Over at the blog at Atheist Republic, Sean Breen has a post that definitively needs to be addressed, because it, well, just needs an answer.
Titled Christian “Truth”, Sean begins,
All Christian denominations will propagate particular ideas about how to interpret the bible.
Yes. We do, because how one interprets the evidence of Scripture, the difference between eisegesis and exegesis, and the consistency of interpretation is what settles meaningful questions. Many of the greatest issues of Christian history have been settled by dealing with the revelation that we have received. But Sean continues,
Should Mary be venerated? Should baptism be a prerequisite for salvation? Should people participate in active evangelism? The Roman Catholic Church, for instance, traditionally take a no-holds-barred policy against the use of contraception, while other more modern Protestant churches will tell you that contraception is allowed in a heterosexual marriage. Baptists generally believe Baptism in water is fundamental to salvation, while some Methodist denominations may not.
All of which are fundamental questions that we have to go to the text about to determine and demonstrate, but we’re looking for relevance in his argument, so we continue,
Christians, by these contradictions, show a fundamental lack of unity, and for a body who collectively claim to hold in their possession the most important revelation in human history, such a lack of consensus on what “true Christianity” is, fundamentally undermines their claims.
Alright, so we’re beginning to see the problem: that because Christians, and even psuedo-Christians, hold contrary positions on matters, that this somehow undermines what we claim. Let’s put the shoe on the other foot: if atheists disagree over fundamental concepts and claims, does that undermine his position? If he were to be consistent, he would have to answer in the affirmative. So we continue,
Supposing a person does believe in God, in the bible, and in Jesus of Nazareth and the Christian truth. How do any such people know which interpretation is the true one? How do they come to the conclusion that they’ve got it right?

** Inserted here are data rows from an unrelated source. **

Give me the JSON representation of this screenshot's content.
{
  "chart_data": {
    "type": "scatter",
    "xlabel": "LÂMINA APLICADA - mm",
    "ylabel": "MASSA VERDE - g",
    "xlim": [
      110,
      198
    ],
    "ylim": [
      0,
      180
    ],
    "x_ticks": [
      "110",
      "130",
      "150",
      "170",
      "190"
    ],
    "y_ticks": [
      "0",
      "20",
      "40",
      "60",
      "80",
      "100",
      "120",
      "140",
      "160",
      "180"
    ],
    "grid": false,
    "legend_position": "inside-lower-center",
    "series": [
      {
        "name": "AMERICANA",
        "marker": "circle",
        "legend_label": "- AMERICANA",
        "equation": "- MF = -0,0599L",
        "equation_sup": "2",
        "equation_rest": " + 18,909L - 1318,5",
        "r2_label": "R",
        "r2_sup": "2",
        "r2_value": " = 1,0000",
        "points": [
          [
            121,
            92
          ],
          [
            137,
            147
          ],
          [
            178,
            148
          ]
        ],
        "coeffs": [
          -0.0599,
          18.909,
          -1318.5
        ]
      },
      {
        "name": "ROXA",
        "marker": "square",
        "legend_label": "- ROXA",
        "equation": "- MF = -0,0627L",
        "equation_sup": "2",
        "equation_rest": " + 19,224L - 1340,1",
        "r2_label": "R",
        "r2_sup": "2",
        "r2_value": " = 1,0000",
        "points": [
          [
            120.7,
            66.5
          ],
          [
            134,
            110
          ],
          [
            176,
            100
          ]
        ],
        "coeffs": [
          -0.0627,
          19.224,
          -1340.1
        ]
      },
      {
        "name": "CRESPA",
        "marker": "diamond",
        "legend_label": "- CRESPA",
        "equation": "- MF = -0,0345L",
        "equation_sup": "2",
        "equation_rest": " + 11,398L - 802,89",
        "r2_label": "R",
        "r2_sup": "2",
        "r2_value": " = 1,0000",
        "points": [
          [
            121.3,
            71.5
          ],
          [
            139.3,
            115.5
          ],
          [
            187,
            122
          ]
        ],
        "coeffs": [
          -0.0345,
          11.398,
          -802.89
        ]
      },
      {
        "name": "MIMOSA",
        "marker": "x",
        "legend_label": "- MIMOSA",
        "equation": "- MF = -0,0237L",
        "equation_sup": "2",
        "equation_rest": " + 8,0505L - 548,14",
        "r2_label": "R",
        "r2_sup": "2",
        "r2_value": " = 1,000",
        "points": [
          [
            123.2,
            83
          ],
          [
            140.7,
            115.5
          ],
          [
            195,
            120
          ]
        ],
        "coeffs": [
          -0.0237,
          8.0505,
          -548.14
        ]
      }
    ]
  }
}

Legitimate questions, every one. I’ve been in three different denominations, I started as a Presbyterian, spent time in a Methodist Church, and finally wound up as a Baptist. I could easily be any of the other, but it came down to reading the Bible and doing a little historical and doctrinal leg work to conclude which one had the better, more biblical arguments. I think that the Presbyterians and Methodists are wrong on infant baptism and elements of church government. If I moved somewhere where there wasn’t a Baptist Church, I would look for a solid Presbyterian or Methodist. But, Sean touches on something,
If Christians can’t establish which denomination is actually correct, what does it matter if a person chooses any one denomination over the other?

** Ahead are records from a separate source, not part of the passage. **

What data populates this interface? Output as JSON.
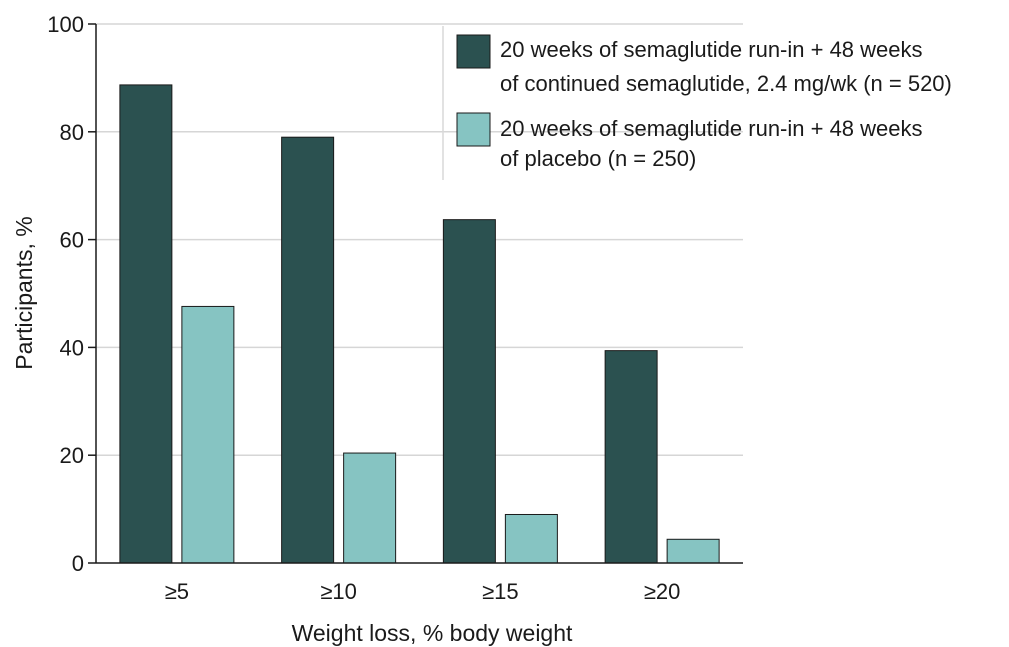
{
  "chart_data": {
    "type": "bar",
    "categories": [
      "≥5",
      "≥10",
      "≥15",
      "≥20"
    ],
    "series": [
      {
        "name_lines": [
          "20 weeks of semaglutide run-in + 48 weeks",
          "of continued semaglutide, 2.4 mg/wk (n = 520)"
        ],
        "color": "#2b5150",
        "values": [
          88.7,
          79.0,
          63.7,
          39.4
        ]
      },
      {
        "name_lines": [
          "20 weeks of semaglutide run-in + 48 weeks",
          "of placebo (n = 250)"
        ],
        "color": "#86c4c2",
        "values": [
          47.6,
          20.4,
          9.0,
          4.4
        ]
      }
    ],
    "xlabel": "Weight loss, % body weight",
    "ylabel": "Participants, %",
    "ylim": [
      0,
      100
    ],
    "yticks": [
      0,
      20,
      40,
      60,
      80,
      100
    ],
    "grid": "horizontal",
    "legend_position": "top-right"
  }
}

This is calling for certainty over consistency.
I disagree with my Presbyterian and Methodist brothers and sisters, heck, I disagree with my Baptist ones too, disagreement just makes things interesting. But,to say that it doesn’t matter is to engage in hasty generalization. I would not necessarily throw my Church of Christ and Church of God brothers and sisters under the bus of heresy, but they have doctrines that are, well, definitely concerning, and definitely sub-biblical. The church should be a church that embraces the Reformation and the thoughts that came out of it to get us back to the truth of Scripture, since it is our authority and sole and infallible rule of faith (sola Scriptura), and that is the standard by which the believer is to make judgement. Sean does seem to understand this, as he notes,
For Christians, there are the obvious theological problems with this question, the most obvious one being that, to a Christian, it matters for their salvation whether they’ve “gotten it right” or not. If they believe a heresy, they might not get to heaven. But if they cannot establish any significant agreement on which teachings are heresy and which aren’t, then even if it does in fact matter for a person’s salvation which denominational beliefs they hold, it’s irrelevant, because they can’t establish for certain which denominational beliefs are the right ones.

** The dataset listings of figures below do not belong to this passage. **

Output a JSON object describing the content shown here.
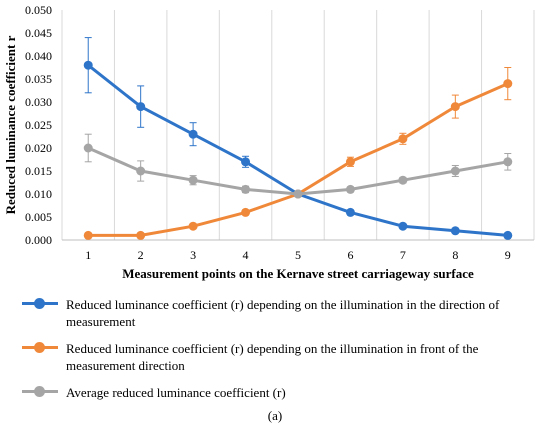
{
  "chart_data": {
    "type": "line",
    "title": "",
    "xlabel": "Measurement points on the Kernave street carriageway surface",
    "ylabel": "Reduced luminance coefficient r",
    "x": [
      1,
      2,
      3,
      4,
      5,
      6,
      7,
      8,
      9
    ],
    "ylim": [
      0,
      0.05
    ],
    "yticks": [
      "0.000",
      "0.005",
      "0.010",
      "0.015",
      "0.020",
      "0.025",
      "0.030",
      "0.035",
      "0.040",
      "0.045",
      "0.050"
    ],
    "grid": "vertical",
    "legend_position": "bottom",
    "series": [
      {
        "name": "Reduced luminance coefficient (r) depending on the illumination in the direction of measurement",
        "color": "#2e75c9",
        "values": [
          0.038,
          0.029,
          0.023,
          0.017,
          0.01,
          0.006,
          0.003,
          0.002,
          0.001
        ],
        "errors": [
          0.006,
          0.0045,
          0.0025,
          0.0012,
          null,
          null,
          null,
          null,
          null
        ]
      },
      {
        "name": "Reduced luminance coefficient (r) depending on the illumination in front of the measurement direction",
        "color": "#f0883a",
        "values": [
          0.001,
          0.001,
          0.003,
          0.006,
          0.01,
          0.017,
          0.022,
          0.029,
          0.034
        ],
        "errors": [
          null,
          null,
          null,
          null,
          null,
          0.001,
          0.0012,
          0.0025,
          0.0035
        ]
      },
      {
        "name": "Average reduced luminance coefficient (r)",
        "color": "#a5a5a5",
        "values": [
          0.02,
          0.015,
          0.013,
          0.011,
          0.01,
          0.011,
          0.013,
          0.015,
          0.017
        ],
        "errors": [
          0.003,
          0.0022,
          0.001,
          0.0007,
          null,
          0.0005,
          0.0006,
          0.0012,
          0.0018
        ]
      }
    ]
  },
  "caption": "(a)"
}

Just to reiterate, this goes back to the question of standards and consistency and the demonstrably consistent interpretation of Scripture.
Sean makes this point in his closing,
If a singular Christian “truth” exists then every single denomination except for one must be incorrect, yet Christians have no way of logically deducing which one it is. If it is not possible to define which denomination, doctrine, and beliefs are correct, then denominational preference is nothing but a subjective personal choice.
Let me respond to this in reverse: sometimes, denominational choice is subjective. Some people just like the more liturgical churches, and some people just like the more free-spirited churches, this has nothing to do with truth. However, a liturgical church can be a hotbed of heresy just as much as a free-spirited one. The means by which Christians are to test truth is by that which is “God-breathed“, for that is what is “profitable for teaching, for reproof, for correction, and for training in righteousness, so that the man of God may be complete, and equipped for every good work (2 Timothy 3:16-17, ESV).”
Sean wants to know about truth, then he needs to go to that which is true: the revealed word of God.